Sticky-sweet Eggplant, Charlotte Style

Dry-frying the eggplant slices before simmering in the sauce

This dish was taught to me way back when by a Bellair Crew member named Charlotte. Since then, it’s a summer staple and what I generally serve to folks who say they don’t like eggplant. In this dish, the eggplant is sweet and sticky and has the flavor of sweet soy. I generally use it as a side dish or part of a larger rice bowl concoction as it’s strong (salty/sweet) on its own.
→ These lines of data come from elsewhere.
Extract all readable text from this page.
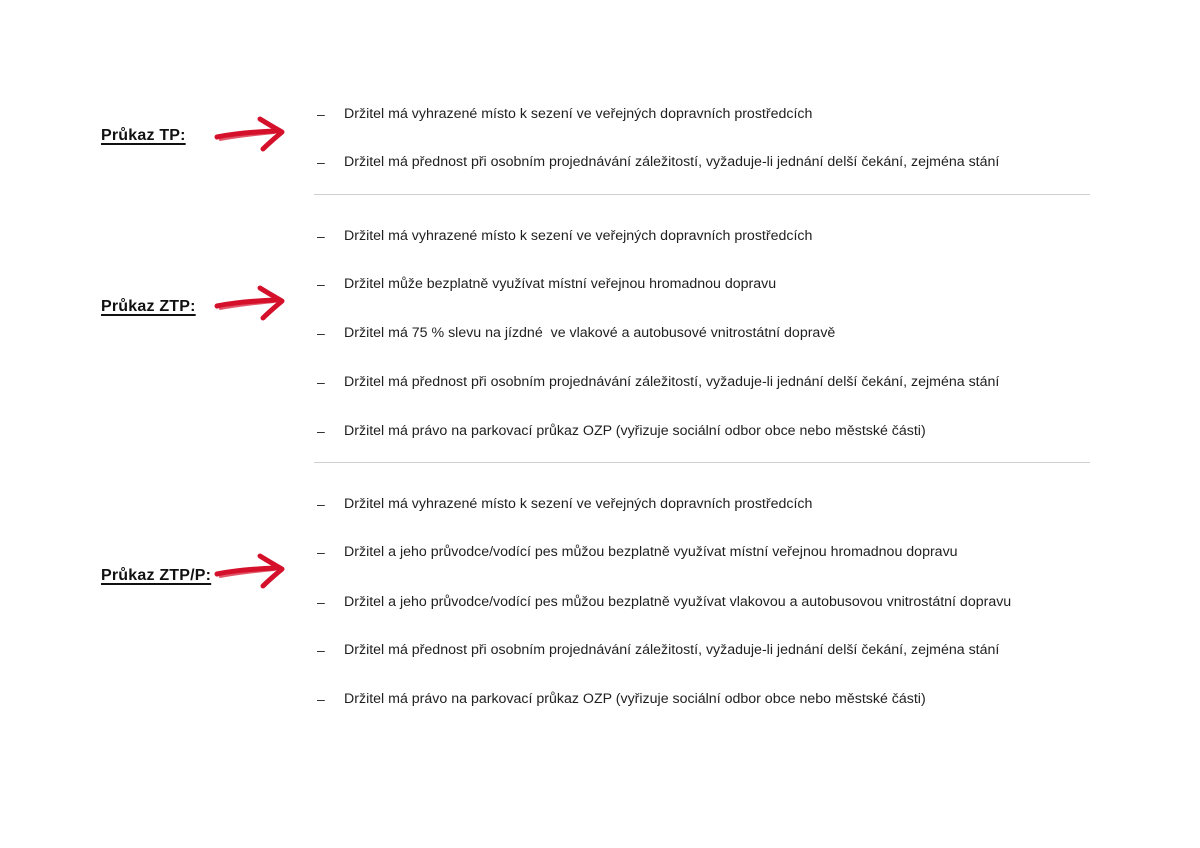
Průkaz TP:
–	Držitel má vyhrazené místo k sezení ve veřejných dopravních prostředcích
–	Držitel má přednost při osobním projednávání záležitostí, vyžaduje-li jednání delší čekání, zejména stání
Průkaz ZTP:
–	Držitel má vyhrazené místo k sezení ve veřejných dopravních prostředcích
–	Držitel může bezplatně využívat místní veřejnou hromadnou dopravu
–	Držitel má 75 % slevu na jízdné  ve vlakové a autobusové vnitrostátní dopravě
–	Držitel má přednost při osobním projednávání záležitostí, vyžaduje-li jednání delší čekání, zejména stání
–	Držitel má právo na parkovací průkaz OZP (vyřizuje sociální odbor obce nebo městské části)
Průkaz ZTP/P:
–	Držitel má vyhrazené místo k sezení ve veřejných dopravních prostředcích
–	Držitel a jeho průvodce/vodící pes můžou bezplatně využívat místní veřejnou hromadnou dopravu
–	Držitel a jeho průvodce/vodící pes můžou bezplatně využívat vlakovou a autobusovou vnitrostátní dopravu
–	Držitel má přednost při osobním projednávání záležitostí, vyžaduje-li jednání delší čekání, zejména stání
–	Držitel má právo na parkovací průkaz OZP (vyřizuje sociální odbor obce nebo městské části)
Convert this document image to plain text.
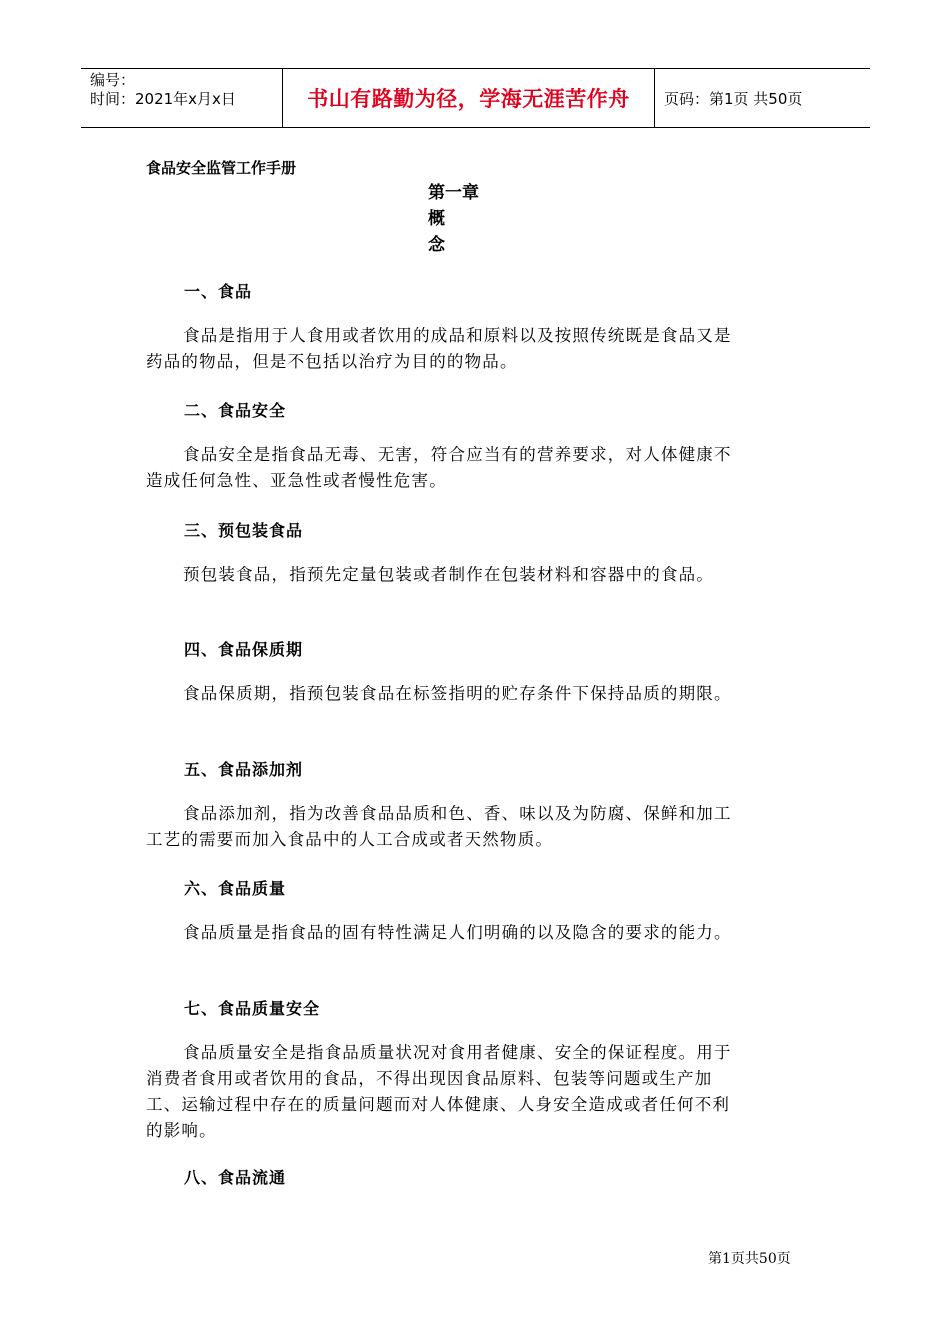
编号：
时间：2021年x月x日	书山有路勤为径，学海无涯苦作舟	页码：第1页 共50页
食品安全监管工作手册
第一章
概
念
一、食品
食品是指用于人食用或者饮用的成品和原料以及按照传统既是食品又是药品的物品，但是不包括以治疗为目的的物品。
二、食品安全
食品安全是指食品无毒、无害，符合应当有的营养要求，对人体健康不造成任何急性、亚急性或者慢性危害。
三、预包装食品
预包装食品，指预先定量包装或者制作在包装材料和容器中的食品。
四、食品保质期
食品保质期，指预包装食品在标签指明的贮存条件下保持品质的期限。
五、食品添加剂
食品添加剂，指为改善食品品质和色、香、味以及为防腐、保鲜和加工工艺的需要而加入食品中的人工合成或者天然物质。
六、食品质量
食品质量是指食品的固有特性满足人们明确的以及隐含的要求的能力。
七、食品质量安全
食品质量安全是指食品质量状况对食用者健康、安全的保证程度。用于消费者食用或者饮用的食品，不得出现因食品原料、包装等问题或生产加工、运输过程中存在的质量问题而对人体健康、人身安全造成或者任何不利的影响。
八、食品流通
第1页共50页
First, make a sauce, like this or similar: 1+ garlic cloves, sliced. An inch of ginger, grated. 1/4 cup soy sauce. 1/4 cup of brown or regular sugar. 2 tbs each rice wine vinegar and fish sauce. 3/4 cup+ water. The exact mixture isn’t super important and you can reduce the soy sauce/sugar to make it more mild for a main dish.

Served over sushi rice with carrots and cucumbers

In batches, char asian or other eggplant (1-2 Italian, 3-4 Asian), sliced, in a dry skillet. Alternatively, roast the slices in a hot oven (450) with no oil. I do the oven method for a crowd, the skillet when it's just me and my husband. Once all eggplant is pre-cooked (not necessary to cook all the way, just want to make some toasty edges), throw it all into a big skillet or wok over high heat and dump in the sauce. Simmer, covered, until the eggplant begins to soften. If the sauce is thin, remove the lid so it reduces. Adjust to your taste. If the eggplant aren't fully soft, you can add more water and keep reducing until it is.